Exactitudes is a project started in 1994 by Dutch photographer Ari Versluis and profiler Ellie Uyttenbroek. Over the past two decades, it has evolved into a passionate anthropological documentation of the dress style of numerous varied social groups or subcultures.
The subjects are photographed in groups of a dozen in a uniform manner against a white background in order to emphasize the overall similarity of their look as well as the subtle differences between them. The subjects are not styled at all– they all wear their own clothing to the studio.
“[F]ashion is a language,” Versluis explained in an interview on Vice Style. “It can be a very delicate language, or one that you can shout out loud, and there’s always an identity aspect connected to it. We try to find identities rather than trends but, of course, the first thing you see is fashion, clothing and apparel so we try to be very precise with what we portray, because styling is all in the details with these groups.”
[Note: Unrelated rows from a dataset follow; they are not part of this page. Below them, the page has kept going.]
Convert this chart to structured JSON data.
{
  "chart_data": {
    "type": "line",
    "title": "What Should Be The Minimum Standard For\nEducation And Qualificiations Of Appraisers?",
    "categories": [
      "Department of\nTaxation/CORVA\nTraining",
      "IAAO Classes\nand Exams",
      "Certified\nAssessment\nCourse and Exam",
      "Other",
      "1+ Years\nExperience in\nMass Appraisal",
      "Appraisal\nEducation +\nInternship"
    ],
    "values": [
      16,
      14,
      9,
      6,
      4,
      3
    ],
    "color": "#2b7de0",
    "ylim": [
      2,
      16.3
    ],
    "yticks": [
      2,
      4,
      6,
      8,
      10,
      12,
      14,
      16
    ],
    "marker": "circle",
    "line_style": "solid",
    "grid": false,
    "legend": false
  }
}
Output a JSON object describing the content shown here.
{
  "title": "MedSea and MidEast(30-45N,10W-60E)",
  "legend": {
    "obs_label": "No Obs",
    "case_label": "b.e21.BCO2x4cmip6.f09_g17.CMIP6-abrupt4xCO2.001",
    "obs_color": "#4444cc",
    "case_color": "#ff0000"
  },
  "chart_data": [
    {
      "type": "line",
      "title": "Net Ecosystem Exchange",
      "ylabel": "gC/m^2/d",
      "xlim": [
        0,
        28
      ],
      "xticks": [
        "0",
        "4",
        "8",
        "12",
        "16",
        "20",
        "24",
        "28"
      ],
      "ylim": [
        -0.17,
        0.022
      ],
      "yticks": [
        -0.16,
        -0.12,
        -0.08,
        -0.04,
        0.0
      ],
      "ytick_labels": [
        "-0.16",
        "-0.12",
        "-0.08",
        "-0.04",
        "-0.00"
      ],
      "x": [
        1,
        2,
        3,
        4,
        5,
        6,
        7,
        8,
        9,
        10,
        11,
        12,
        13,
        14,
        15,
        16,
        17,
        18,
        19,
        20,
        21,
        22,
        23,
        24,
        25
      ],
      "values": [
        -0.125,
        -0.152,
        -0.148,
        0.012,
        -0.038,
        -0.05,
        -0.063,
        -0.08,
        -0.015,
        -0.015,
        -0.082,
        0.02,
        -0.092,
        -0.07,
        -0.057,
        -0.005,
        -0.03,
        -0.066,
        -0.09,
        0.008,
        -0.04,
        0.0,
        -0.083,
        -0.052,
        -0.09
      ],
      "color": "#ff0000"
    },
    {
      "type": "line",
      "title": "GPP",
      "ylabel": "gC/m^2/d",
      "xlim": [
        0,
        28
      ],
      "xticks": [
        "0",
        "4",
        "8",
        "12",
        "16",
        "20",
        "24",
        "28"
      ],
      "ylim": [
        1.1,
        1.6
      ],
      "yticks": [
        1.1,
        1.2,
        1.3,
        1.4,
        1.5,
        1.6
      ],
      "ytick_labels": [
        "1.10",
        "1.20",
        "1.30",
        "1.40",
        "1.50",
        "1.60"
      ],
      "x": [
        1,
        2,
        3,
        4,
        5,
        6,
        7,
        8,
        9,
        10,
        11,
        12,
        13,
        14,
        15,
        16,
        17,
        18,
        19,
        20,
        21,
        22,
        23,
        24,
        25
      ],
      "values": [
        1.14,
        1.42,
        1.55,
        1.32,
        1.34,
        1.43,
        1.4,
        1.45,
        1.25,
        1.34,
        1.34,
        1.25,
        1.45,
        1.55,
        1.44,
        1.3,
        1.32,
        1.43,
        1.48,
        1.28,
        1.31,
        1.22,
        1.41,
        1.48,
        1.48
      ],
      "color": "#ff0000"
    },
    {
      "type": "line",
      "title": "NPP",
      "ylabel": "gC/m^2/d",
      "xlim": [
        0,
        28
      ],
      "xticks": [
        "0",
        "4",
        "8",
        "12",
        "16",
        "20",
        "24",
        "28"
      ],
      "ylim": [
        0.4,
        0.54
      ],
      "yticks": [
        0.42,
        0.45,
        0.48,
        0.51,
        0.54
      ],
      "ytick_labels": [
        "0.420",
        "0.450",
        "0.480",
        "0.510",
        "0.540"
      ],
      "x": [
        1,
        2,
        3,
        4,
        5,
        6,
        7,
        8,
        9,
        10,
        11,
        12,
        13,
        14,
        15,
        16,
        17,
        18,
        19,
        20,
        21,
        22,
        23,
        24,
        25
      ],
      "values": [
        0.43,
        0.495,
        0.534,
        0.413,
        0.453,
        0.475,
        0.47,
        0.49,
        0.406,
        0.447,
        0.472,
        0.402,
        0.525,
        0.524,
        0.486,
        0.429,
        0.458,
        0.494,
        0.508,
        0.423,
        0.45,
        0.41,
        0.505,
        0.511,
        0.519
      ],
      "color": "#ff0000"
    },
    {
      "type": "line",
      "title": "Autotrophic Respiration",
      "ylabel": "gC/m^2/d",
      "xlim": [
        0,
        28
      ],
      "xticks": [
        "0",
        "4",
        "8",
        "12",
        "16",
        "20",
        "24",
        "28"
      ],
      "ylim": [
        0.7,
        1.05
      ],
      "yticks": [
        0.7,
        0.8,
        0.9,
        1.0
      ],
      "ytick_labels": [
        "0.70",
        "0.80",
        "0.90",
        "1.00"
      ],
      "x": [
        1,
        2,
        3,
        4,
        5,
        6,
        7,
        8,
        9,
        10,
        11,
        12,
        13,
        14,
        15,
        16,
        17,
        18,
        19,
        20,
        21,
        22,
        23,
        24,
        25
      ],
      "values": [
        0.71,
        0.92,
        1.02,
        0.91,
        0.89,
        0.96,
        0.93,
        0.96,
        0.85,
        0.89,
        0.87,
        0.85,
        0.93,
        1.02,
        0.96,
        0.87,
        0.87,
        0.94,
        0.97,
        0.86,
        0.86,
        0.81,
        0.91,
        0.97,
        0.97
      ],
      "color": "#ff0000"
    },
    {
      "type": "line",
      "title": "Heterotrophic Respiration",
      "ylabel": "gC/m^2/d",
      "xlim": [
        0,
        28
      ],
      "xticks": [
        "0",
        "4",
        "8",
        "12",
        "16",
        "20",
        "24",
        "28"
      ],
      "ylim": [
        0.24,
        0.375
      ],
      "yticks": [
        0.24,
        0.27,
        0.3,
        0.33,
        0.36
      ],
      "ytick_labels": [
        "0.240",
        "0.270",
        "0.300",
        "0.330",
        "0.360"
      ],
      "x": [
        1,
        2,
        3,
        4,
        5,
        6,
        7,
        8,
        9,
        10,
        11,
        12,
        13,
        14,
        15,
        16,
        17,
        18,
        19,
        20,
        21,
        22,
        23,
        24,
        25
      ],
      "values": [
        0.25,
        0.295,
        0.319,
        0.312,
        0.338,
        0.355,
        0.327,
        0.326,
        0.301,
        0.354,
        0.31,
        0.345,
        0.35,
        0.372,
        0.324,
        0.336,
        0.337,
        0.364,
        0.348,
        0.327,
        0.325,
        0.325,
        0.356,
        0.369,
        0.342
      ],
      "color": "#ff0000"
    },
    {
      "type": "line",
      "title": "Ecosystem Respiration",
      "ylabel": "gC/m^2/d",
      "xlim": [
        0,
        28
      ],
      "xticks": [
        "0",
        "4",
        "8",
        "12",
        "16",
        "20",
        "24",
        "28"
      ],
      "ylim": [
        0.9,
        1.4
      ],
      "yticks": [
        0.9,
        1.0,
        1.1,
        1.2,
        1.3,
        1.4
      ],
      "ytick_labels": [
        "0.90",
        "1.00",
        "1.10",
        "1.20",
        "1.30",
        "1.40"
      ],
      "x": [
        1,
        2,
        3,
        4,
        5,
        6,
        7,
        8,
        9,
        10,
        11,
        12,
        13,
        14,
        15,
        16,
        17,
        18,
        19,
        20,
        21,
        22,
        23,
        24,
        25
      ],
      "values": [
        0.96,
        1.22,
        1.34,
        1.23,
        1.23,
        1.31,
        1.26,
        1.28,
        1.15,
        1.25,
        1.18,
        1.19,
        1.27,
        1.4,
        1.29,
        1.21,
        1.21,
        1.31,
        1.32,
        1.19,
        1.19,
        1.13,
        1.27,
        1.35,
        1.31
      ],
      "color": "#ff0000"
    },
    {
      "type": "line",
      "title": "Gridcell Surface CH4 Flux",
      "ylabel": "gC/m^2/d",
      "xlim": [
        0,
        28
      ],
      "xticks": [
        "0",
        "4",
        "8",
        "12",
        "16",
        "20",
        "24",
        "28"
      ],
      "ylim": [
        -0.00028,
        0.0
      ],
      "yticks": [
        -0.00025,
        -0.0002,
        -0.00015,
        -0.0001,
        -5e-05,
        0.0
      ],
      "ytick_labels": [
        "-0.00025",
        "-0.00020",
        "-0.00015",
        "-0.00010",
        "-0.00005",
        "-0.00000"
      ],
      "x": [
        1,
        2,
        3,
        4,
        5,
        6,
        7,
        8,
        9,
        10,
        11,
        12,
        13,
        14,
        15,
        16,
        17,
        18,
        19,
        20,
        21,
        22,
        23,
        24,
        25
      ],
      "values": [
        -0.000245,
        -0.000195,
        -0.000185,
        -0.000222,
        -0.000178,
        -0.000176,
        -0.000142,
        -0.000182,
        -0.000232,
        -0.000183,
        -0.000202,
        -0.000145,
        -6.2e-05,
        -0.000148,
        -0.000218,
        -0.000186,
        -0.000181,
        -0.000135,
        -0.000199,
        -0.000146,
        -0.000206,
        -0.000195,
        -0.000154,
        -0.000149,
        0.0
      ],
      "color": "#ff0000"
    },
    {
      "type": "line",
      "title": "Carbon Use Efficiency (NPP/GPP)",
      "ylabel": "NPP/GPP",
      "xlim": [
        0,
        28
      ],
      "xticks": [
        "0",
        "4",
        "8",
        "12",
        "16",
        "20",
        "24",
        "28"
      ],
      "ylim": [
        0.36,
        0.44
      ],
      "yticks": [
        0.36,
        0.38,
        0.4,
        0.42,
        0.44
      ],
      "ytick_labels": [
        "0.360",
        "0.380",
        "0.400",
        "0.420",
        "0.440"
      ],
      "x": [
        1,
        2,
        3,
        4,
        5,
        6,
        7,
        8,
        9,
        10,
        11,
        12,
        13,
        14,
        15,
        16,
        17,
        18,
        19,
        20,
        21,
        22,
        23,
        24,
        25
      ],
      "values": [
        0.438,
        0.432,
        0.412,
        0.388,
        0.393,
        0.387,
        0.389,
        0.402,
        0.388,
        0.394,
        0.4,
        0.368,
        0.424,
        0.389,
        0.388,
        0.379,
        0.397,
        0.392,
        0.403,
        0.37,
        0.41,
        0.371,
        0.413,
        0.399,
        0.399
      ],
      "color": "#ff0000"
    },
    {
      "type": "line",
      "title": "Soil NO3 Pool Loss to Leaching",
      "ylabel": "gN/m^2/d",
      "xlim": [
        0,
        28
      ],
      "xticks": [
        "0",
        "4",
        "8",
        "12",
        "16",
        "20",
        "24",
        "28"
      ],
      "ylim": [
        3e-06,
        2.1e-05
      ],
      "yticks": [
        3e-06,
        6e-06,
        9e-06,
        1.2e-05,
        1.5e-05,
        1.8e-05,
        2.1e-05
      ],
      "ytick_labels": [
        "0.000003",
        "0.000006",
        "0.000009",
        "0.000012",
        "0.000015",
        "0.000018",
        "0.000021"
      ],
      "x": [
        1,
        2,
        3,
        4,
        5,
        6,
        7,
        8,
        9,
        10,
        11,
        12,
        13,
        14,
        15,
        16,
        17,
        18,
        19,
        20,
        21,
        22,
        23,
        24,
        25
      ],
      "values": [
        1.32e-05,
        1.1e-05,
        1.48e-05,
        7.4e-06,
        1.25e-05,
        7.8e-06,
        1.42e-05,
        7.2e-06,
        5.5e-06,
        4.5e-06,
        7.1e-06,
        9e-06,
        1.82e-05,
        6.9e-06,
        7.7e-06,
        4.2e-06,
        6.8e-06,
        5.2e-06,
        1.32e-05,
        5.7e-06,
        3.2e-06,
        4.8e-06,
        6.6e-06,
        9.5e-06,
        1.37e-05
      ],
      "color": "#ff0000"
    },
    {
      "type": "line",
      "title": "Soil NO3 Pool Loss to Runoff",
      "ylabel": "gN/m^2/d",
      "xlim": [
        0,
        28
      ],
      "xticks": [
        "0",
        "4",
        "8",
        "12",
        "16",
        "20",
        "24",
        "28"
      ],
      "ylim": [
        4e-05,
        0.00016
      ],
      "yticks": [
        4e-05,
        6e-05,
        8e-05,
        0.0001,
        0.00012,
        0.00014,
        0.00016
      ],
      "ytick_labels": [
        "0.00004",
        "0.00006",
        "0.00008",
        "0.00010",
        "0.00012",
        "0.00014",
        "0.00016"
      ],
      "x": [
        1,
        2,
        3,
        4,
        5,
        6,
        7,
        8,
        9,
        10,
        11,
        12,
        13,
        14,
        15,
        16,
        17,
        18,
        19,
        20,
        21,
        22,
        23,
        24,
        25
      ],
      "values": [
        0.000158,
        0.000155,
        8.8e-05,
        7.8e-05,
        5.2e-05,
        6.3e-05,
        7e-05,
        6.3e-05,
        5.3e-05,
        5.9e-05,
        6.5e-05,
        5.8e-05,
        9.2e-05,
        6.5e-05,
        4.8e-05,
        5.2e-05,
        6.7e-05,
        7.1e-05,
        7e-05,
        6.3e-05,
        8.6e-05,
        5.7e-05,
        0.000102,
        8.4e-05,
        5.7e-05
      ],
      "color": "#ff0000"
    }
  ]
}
“[O]nly history can tell if this social group is really as relevant as you thought it was at the time,” says Versluis to Vice Style interviewer Jamie Clifton. “It’s like that Susan Sontag quote about how, as a photograph gets older, it either becomes much more important, or it proves to not be important whatsoever.”
Of his work on the Exactitudes project over the years, Ari Versluis says, “After nearly two decades of observing people and scrutinizing every detail, deep down, I’ve developed the rooted principle of never judging anyone. That’s a very humanistic kind of view, and might not be the way people interpret the project, but that’s really how I feel.”